Having completed my first ‘visual’ draft this week, I took a few days off and then began with the next step in the process, character and environment descriptions. Much like my draft this particular exercise began by going through the entire draft and recording the different types of characters that I would have to design and the sets/environments that they would be interacting in.

The idea is to basically brainstorm as much of this world as possible, by breaking down everything into pieces my brain can focus on. This whole process has been just that, breaking it all down into smaller pieces that work for me. This process may very well be completely ridiculous to someone else, but for me it works. The ideas keep flowing. Some of them are great, some of them are crap, but the essence of this is to get every onto paper. Let the idea breathe a bit. Let the idea have a form, even if it’s just something written onto a piece of paper and dies there.

Ideas are like sperm. 90% are going in the wrong direction and 10% are fighting the uphill battle to get to the egg. This process brings those 10% into contention, rather than having all 100% bottled up and waiting to explode…ok I think I might have drawn that analogy a bit far, but hopefully you get my meaning.

Each character or environment has got a page, or a series of pages dedicated for development. This is where the research for each character begins. Magazine clippings, downloaded photos, articles, whatever all get catalogued at this stage to allow for when I start designing the character’s appearance this task is relatively straight forward. I’m sure that during the drawing process more ideas will bubble to the top, but they’ll only have bubbled after I’d gotten everything out there and let it ferment for a few days.

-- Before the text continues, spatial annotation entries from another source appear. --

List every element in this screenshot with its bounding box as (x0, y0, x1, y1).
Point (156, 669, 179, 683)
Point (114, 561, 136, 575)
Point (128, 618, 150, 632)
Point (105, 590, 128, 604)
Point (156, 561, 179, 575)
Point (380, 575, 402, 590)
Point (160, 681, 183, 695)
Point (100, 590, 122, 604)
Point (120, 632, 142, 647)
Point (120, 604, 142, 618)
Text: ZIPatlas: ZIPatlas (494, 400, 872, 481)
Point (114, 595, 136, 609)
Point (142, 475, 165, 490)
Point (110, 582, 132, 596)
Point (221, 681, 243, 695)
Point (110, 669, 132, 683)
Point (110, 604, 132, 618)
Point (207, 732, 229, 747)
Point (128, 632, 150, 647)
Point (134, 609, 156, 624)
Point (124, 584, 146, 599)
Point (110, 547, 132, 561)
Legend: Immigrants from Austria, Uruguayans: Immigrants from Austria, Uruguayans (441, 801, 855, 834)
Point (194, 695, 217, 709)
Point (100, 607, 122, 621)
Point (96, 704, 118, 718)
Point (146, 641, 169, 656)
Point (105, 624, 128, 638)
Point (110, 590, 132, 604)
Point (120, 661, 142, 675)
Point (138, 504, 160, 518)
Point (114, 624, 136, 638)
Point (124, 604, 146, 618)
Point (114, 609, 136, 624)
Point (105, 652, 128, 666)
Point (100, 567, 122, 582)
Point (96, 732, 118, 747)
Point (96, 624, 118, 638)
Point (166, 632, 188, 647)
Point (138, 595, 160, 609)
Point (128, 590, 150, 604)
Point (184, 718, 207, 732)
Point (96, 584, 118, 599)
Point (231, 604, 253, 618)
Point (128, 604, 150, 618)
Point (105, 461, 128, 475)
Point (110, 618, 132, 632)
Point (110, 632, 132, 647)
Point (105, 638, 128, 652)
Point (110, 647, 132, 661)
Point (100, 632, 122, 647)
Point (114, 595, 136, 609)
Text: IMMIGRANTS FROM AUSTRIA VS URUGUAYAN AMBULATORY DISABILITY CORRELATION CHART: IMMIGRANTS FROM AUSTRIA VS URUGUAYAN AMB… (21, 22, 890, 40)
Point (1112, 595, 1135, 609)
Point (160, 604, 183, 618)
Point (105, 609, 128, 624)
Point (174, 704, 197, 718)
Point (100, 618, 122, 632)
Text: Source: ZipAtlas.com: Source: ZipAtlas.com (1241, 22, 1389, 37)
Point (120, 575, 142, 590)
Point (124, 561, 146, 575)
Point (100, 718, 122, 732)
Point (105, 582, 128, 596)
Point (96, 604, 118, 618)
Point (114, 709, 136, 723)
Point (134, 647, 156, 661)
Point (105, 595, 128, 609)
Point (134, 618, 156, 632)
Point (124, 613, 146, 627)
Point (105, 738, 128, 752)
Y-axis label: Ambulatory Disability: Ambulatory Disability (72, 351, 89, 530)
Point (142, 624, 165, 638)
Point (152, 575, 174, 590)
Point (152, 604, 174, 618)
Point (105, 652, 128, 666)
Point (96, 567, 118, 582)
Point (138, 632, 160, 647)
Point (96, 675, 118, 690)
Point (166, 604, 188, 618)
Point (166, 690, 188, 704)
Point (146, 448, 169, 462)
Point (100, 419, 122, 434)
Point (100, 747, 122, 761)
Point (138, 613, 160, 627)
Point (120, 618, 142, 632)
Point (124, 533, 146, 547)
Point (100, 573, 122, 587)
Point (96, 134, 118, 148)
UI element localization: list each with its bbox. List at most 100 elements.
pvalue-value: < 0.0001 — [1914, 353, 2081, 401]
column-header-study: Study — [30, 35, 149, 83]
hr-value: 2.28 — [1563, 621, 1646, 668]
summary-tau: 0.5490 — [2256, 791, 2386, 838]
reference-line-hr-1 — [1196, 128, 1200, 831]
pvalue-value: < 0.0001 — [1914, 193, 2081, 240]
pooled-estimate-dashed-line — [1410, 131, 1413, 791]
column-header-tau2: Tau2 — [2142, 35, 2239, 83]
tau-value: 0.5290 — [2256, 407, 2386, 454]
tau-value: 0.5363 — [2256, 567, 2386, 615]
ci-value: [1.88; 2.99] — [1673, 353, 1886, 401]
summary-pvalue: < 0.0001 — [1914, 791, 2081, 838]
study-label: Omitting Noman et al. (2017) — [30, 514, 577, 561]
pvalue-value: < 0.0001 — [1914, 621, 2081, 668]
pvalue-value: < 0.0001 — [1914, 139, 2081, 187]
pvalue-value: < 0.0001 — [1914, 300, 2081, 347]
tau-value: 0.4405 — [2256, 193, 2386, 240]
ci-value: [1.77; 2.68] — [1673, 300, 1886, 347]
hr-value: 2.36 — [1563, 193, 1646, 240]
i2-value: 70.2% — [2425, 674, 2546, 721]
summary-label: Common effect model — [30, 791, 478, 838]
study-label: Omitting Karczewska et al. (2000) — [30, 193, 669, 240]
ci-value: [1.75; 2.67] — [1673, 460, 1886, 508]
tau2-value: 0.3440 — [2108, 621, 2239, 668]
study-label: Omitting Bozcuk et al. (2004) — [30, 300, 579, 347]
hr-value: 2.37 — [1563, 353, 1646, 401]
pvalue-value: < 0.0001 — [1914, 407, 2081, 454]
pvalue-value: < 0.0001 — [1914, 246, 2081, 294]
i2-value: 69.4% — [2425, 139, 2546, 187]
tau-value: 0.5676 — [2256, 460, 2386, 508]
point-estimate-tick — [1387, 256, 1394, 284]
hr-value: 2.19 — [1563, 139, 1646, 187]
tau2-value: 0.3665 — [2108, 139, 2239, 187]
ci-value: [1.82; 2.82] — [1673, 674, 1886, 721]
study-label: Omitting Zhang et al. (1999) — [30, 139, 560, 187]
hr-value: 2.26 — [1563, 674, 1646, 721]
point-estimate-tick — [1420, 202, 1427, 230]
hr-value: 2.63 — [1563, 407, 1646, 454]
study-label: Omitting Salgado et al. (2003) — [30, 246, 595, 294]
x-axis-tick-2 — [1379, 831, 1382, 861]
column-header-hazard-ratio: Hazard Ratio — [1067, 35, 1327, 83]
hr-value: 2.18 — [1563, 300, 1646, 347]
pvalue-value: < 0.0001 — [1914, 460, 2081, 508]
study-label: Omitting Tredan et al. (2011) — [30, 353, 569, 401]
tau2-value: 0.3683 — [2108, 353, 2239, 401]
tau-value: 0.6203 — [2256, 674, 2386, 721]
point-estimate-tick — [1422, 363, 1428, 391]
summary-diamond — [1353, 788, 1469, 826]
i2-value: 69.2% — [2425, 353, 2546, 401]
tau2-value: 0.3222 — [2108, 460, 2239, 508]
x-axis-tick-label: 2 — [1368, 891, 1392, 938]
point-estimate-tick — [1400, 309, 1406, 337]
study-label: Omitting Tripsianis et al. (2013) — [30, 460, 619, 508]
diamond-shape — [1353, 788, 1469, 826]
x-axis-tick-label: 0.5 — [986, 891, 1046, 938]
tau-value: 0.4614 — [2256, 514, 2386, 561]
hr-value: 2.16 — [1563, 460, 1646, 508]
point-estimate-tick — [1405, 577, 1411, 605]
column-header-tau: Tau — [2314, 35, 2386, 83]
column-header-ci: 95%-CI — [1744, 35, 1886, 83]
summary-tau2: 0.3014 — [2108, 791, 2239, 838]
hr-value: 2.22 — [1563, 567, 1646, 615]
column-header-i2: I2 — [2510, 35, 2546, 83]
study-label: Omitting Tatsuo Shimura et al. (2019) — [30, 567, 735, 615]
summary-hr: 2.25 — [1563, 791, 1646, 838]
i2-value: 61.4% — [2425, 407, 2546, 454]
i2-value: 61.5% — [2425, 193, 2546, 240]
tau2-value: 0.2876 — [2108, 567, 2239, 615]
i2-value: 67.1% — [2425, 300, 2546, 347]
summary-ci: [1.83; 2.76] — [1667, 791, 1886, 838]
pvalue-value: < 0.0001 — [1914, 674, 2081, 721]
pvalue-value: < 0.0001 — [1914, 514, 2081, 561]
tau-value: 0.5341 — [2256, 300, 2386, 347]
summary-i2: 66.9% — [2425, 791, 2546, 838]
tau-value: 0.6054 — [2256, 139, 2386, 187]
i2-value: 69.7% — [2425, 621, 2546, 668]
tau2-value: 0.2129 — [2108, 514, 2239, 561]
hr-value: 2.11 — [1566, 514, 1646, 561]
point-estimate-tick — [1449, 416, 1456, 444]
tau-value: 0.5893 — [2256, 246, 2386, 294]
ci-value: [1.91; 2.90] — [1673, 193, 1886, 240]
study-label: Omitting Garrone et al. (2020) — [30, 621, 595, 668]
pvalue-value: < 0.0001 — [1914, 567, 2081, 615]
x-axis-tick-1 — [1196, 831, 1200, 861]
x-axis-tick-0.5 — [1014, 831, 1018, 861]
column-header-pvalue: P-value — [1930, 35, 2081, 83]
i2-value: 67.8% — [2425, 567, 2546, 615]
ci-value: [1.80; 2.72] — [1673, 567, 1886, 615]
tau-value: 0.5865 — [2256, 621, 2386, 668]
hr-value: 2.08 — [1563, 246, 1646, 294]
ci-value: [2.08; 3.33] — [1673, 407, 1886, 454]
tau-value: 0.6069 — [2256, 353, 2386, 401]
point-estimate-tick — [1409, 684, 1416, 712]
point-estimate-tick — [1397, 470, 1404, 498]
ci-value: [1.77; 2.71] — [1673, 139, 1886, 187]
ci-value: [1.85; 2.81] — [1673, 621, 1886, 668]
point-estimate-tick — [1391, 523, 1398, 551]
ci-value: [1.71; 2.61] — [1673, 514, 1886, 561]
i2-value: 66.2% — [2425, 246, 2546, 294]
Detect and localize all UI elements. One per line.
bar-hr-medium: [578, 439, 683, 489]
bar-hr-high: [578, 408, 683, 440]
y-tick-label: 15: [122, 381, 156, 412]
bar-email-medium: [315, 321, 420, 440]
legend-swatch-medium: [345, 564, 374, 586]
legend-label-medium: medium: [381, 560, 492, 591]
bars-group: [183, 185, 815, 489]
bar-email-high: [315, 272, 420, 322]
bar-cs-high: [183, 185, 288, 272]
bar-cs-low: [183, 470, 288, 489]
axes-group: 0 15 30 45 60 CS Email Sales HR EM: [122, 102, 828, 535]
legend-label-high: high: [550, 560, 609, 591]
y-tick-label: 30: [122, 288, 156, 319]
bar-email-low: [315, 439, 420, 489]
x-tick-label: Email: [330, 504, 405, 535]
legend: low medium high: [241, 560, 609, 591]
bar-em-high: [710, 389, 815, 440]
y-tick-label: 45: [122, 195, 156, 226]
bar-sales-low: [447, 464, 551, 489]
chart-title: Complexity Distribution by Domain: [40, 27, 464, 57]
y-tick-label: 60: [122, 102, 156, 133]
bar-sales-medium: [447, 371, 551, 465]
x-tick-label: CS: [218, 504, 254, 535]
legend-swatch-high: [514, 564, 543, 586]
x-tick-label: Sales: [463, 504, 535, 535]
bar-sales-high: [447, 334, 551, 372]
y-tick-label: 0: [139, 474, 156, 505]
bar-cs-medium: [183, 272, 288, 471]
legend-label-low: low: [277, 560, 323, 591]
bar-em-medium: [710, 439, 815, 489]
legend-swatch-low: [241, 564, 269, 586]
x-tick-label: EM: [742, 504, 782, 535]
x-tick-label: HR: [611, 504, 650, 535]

In this, the first volume of ‘Aitus Moralis’, I currently have between 25-35 characters to design. Some obviously are more important than others, but even the simple ones will probably take a good deal of research. This trifecta of documents ‘Visual Script’, the Character Descriptions and the Environment Descriptions provide me with all the founding blocks I need to create my first readable draft (more on this in future posts) and a series of accompanying character design sheets for when the final art is being created.